"Novemberkind" startet in Kinos: Zwischen Drama und Roadmovie
In Christian Schwochows Debüt "Novemberkind" wird die Suche nach der vermeintlich ertrunkenen Mutter zur Reise in die deutsch-deutsche Vergangenheit.
Vor dem Etikett "Ostfilm" scheint sich der Regisseur Christian Schwochow zu fürchten. "Novemberkind" sei kein solcher, betont er stets. Er hat schon allein deswegen recht, weil die Nöte und Sehnsüchte seiner Figuren Ländergrenzen überwinden. Dabei verschränkt sein Film die Genres Roadmovie und Familiendrama, schickt seine Figuren per Schiff, Auto, Motorrad und Zug auf die Reise. Die Hauptfigur Inga (Anna Maria Mühe) lebt in Malchow, im Osten Deutschlands. Sie arbeitet als Bibliothekarin, knattert vergnügt mit ihrem Motorrad durch die Landschaft, springt in den kalten See und schaut immer mal wieder bei ihren Großeltern vorbei, die sie aufgezogen haben. Kleine Szenen voller Menschlichkeit, die sich zur Idylle formen.
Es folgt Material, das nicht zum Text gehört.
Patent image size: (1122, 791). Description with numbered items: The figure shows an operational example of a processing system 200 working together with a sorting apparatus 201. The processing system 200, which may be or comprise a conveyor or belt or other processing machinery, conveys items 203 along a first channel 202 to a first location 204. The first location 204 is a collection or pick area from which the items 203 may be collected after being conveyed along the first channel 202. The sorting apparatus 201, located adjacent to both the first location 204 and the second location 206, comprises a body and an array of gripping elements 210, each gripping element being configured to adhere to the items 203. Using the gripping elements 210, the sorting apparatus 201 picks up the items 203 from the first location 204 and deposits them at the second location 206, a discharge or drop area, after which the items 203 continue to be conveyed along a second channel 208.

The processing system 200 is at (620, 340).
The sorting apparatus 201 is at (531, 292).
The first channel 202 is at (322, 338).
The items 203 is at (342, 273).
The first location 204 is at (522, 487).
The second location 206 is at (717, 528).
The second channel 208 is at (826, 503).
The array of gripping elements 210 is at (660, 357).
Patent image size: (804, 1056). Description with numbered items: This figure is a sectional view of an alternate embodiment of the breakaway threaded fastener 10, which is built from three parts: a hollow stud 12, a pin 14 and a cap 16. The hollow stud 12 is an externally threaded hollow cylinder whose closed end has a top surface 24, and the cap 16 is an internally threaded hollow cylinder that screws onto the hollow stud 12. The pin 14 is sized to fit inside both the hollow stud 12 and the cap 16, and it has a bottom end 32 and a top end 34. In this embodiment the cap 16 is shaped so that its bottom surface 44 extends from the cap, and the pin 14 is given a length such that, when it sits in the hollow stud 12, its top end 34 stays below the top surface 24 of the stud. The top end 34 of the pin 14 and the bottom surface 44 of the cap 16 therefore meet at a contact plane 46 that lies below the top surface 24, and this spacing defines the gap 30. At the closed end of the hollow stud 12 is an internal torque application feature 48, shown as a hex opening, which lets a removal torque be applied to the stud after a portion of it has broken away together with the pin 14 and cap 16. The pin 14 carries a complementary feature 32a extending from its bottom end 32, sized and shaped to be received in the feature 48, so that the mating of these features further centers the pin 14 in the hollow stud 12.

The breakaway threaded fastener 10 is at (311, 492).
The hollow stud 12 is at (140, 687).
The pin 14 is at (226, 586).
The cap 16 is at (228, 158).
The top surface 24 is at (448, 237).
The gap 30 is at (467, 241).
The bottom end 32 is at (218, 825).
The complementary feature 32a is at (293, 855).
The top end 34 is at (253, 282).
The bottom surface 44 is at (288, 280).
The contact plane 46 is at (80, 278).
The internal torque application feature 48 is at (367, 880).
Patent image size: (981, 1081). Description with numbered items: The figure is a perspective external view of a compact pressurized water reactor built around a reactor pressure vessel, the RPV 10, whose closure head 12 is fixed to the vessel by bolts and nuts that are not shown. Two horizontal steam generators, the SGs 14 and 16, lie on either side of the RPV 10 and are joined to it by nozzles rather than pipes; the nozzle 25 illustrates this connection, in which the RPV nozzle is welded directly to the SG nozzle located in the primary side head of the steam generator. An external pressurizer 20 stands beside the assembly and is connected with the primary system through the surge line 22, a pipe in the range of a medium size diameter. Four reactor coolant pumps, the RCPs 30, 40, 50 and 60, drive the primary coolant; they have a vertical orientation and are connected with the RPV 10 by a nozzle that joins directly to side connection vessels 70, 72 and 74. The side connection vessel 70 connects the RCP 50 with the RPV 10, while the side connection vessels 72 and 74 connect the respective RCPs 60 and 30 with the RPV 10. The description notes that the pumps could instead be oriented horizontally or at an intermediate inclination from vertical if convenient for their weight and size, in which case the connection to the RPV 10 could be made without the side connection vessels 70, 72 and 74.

Der Konstanzer Literaturprofessor Robert (Ulrich Matthes) durchstößt den schönen Schein und stellt die Biografie der jungen Frau auf den Kopf. Die lebt ihr Leben nämlich in der Gewissheit, dass ihre Mutter einige Jahre nach ihrer Geburt in der Ostsee ertrunken sei. Dass alles anders ist, erfährt sie nun von Robert. Seine Spannung bezieht der Film aus dem schon rein äußerlich als Gegensatzpaar fungierenden Schauspielern Matthes und Mühe. Gemeinsam machen sie sich auf den Weg, dem Familiengeheimnis auf die Spur zu kommen.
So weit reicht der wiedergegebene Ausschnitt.